Une nouvelle tendance ?
Jusque dans les années 1990, la nomination d’experts sans expérience politique au sein des gouvernements était plutôt rare dans les démocraties européennes. Une étude portant sur 13 pays européens, publiée en 19911, estimait qu’en moyenne, seulement 12,3 % de tous les ministres n’avaient jamais exercé de mandat parlementaire ou occupé des positions de leadership au sein d’un parti. Depuis quelques décennies, il semblerait que le recrutement d’outsiders soit devenu plus fréquent, spécialement dans les matières économiques et financières.
Un ouvrage publié en 20182 s’intéresse aux facteurs expliquant le recrutement de ces experts non partisans au sein des exécutifs européens. Les auteurs mettent en avant l’impact de la conjoncture, mais aussi celui des institutions. Les scandales, l’instabilité politique, les crises économiques et financières couplées aux contraintes de la gouvernance multiniveau, augmenteraient la fréquence du recours aux experts. Le gouvernement de Mario Monti, mis en place en 2011 en Italie dans un contexte de crise politique et économique, est un exemple extrême de « gouvernement des experts », entièrement composé de technocrates non élus.
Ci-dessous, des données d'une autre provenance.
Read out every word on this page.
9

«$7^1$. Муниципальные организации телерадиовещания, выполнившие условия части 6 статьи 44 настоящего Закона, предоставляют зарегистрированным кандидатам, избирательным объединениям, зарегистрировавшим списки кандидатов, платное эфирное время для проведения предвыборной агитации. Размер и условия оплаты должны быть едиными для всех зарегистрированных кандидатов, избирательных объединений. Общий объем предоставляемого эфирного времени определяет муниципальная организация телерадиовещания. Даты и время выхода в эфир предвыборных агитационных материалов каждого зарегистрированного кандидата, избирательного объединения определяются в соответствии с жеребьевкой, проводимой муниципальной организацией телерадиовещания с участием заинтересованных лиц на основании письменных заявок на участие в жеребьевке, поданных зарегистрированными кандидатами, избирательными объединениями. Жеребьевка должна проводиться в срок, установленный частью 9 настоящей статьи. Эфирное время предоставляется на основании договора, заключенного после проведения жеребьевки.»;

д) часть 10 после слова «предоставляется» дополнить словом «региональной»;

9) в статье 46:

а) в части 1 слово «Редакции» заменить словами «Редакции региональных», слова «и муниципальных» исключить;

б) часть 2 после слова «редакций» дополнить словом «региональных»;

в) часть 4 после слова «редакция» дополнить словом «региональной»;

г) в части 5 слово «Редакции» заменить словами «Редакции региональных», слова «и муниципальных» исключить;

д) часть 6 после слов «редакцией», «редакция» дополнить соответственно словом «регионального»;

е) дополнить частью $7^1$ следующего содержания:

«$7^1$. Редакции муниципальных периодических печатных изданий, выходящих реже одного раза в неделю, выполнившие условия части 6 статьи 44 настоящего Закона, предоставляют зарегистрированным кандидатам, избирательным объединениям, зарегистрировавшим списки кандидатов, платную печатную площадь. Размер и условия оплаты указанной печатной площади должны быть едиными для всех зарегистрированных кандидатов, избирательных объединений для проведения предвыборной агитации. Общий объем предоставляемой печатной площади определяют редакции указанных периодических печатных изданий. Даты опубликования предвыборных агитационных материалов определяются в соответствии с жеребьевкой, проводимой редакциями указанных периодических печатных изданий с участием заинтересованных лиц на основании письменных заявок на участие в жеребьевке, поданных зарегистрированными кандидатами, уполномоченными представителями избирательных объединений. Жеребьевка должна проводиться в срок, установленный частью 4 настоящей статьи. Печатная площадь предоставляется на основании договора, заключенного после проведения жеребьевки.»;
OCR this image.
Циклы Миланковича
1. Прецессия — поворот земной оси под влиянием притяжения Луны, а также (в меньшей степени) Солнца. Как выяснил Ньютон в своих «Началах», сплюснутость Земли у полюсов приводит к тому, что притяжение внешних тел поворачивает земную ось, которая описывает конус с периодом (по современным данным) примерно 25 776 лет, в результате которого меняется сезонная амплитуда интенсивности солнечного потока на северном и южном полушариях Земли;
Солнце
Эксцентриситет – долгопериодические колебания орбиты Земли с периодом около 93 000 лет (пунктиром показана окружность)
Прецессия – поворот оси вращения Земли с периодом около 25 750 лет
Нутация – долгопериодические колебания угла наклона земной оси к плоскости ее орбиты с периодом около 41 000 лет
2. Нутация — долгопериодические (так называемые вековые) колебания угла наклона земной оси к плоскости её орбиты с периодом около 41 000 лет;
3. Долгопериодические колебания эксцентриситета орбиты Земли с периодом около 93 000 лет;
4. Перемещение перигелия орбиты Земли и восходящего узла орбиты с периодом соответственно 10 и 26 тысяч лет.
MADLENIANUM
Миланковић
Parmi les facteurs institutionnels, le type de régime, les pouvoirs accordés au chef de l’État ainsi que la fragmentation politique influeraient sur la présence d’experts non partisans au sein des exécutifs. Le système semi-présidentiel français, par exemple, accorde au chef de l’État le pouvoir de désigner son chef de gouvernement (le Premier ministre), et sur proposition de celui-ci, de nommer et révoquer les autres membres du gouvernement. En Belgique, le chef de l’État (le Roi) désigne un formateur (qui devient généralement le Premier ministre) chargé de former un gouvernement soutenu par une majorité parlementaire. Le choix des ministres est le résultat de négociations entre et au sein de plusieurs partis politiques, qui se répartissent les portefeuilles ministériels selon plusieurs équilibres (linguistique, partisan, sexuel etc.). L’autonomie du Premier ministre dans ce choix est assez faible ; ce sont les (président de) partis qui sont à la manœuvre. La nomination de ministres non issus des partis est donc assez rare en Belgique – seulement 1,9 % des portefeuilles ministériels entre 1946 et 2007 ont été occupés par des « techniciens. »3 Elle est même quasi impossible dans d’autres systèmes parlementaires, comme le Royaume-Uni, où les ministres doivent nécessairement être élus au Parlement (et y siègent par ailleurs).
Bonus ou malus pour la démocratie ?
A priori, la participation de la société civile au sein des exécutifs permettrait une meilleure prise en compte de la réalité et des intérêts des citoyens, et un renouvellement des pratiques et des élites politiques. Recruter des personnes détachées des affiliations et jeux partisans constituerait en outre un moyen de contrecarrer ces organisations dépassées. Dans un contexte de crise, le recours aux experts apporte des compétences techniques pointues, et permet aux élites politiques de déléguer des mesures impopulaires (augmentation d’impôts, coupes dans les dépenses publiques) à des mandatés indépendants non soumis aux pressions électorales.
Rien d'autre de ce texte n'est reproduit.